BioInterchange is written in C, makes use of some nifty system features for best performance, and has some spiffy algorithms under the hood! It is super fast and memory efficient in comparison to BioPython and BioRuby projects.1

Computing Time

Shown: factor of time needed to process a GFF3 file in reference to the time needed by BioInterchange.

Memory Consumption

Shown: factor of memory allocated when processing a GFF3 file in reference to the memory allocated by BioInterchange. Yes, that baseline for BioInterchange is really that low.

Data Integration

On top of one data model for all your genomics data, you also benefit from JSON as the lingua franca for modern database management systems. There are the amazing NoSQL database management systems such as MongoDB and RethinkDB which are all about JSON, as well as the famous search server Elasticsearch. Established relational database management systems, for example PostgreSQL, support JSON nowadays too, and so is the Apache Hive data warehouse infrastructure that is build on top of Hadoop.

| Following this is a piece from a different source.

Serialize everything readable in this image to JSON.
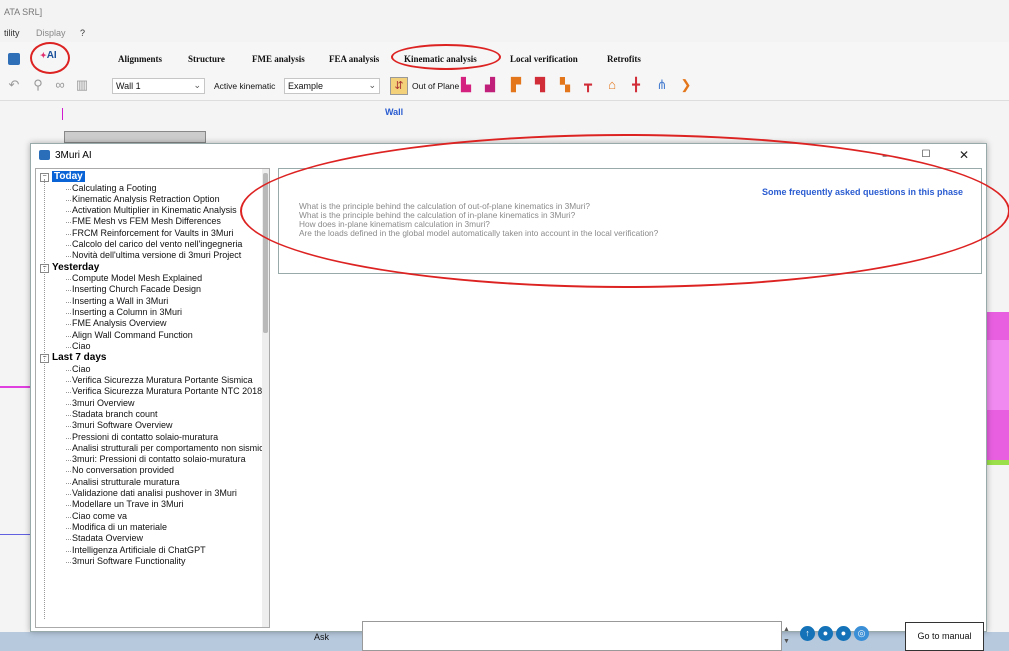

Not enough yet? Well, BioInterchange’s JSON is also JSON-LD (JSON Linked Data), which plays well with triple stores, but requires for less storage than alternative triple store formats such as RDF N-Triples. If your company builds on triple stores such as Virtuoso or Sesame, then your can fully make use of the JSON-LD contexts/types and easily turn the genomics data into any RDF format of your choice!

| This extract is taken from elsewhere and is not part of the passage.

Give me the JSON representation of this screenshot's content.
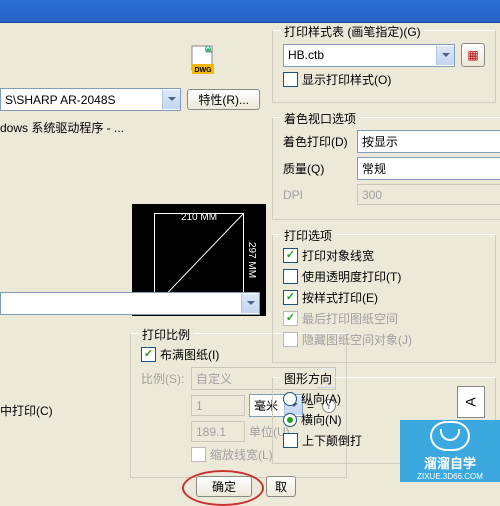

Last, but not least, go full circle and turn your JSON/JSON-LD data back into GFF3, GVF and VCF genomic files! How many tools can claim this feature, please?

Try It Now!

Step 1: Install the Software

BioInterchange is available for OS X2 and Linux.3 Installation packages come in various flavors: some are better for easy manual installation, others are geared towards automatic deployment, for use in the cloud, or for installation on high performance computing clusters. If in doubt, choose the direct download method below.

Direct Download

Homebrew (Linux and OS X)

BioInterchange is part of Homebrew Science:

brew install homebrew/science/biointerchange

Or:

brew tap homebrew/science
brew install biointerchange

Docker (Linux)

Pull a shipshape image:

docker pull codamono/biointerchange
docker run -i -t codamono/biointerchange

Or, build your own with this Dockerfile:

# Dockerfile: BioInterchange 2.0
FROM debian:jessie

RUN apt-get clean && \
    apt-get update && \
    apt-get install -y \
        apt-transport-https \
        python3.4

RUN echo "deb https://www.codamono.com/debs/ stable main" >> /etc/apt/sources.list

RUN apt-get update && \
    apt-get install -y --allow-unauthenticated biointerchange

Debian Package (Linux)

Install from CODAMONO’s repository (need to be root for that, obviously):

apt-get update
apt-get install -y apt-transport-https python3.4
echo "deb https://www.codamono.com/debs/ stable main" >> /etc/apt/sources.list
apt-get update
apt-get install -y --allow-unauthenticated biointerchange

Step 2: Get a Trial License

Trial licenses are valid for one month (30 days). Fill in the small form below and you will receive an e-mail with a trial license code. Save the license code in the file ~/.biointerchange/biointerchange-license and you are good to go!

License Request Form

Step 3: Enjoy

1. Save your license key in this file:

~/.biointerchange/biointerchange-license

2. Download (and unpack) some genomics data: cat lovers/dog lovers

3. Get going (cat lovers’ data):

biointerchange -o Felis_catus_incl_consequences.ldj Felis_catus_incl_consequences.vcf

Next Steps

Head over to the documentation page to see examples of getting the data into NoSQL databases, how to use the Python API, and for extensive information on the JSON/JSON-LD objects.


  1. Average time/memory (at least 5 data points) shown for reading RegulatoryFeatures_HeLa-S3.gff and writing the output to /dev/null. BioRuby 1.4.3.0001, Ruby 2.0.0-p247, Darwin; BioPython 1.65/BCBio 0.6.2, Python 3.4.2_1, Darwin.

  2. OS X Yosemite (Version 10.10.3) or later.

  3. Debian 8.1 (jessie) or later; 64-bit PC (amd64) architecture.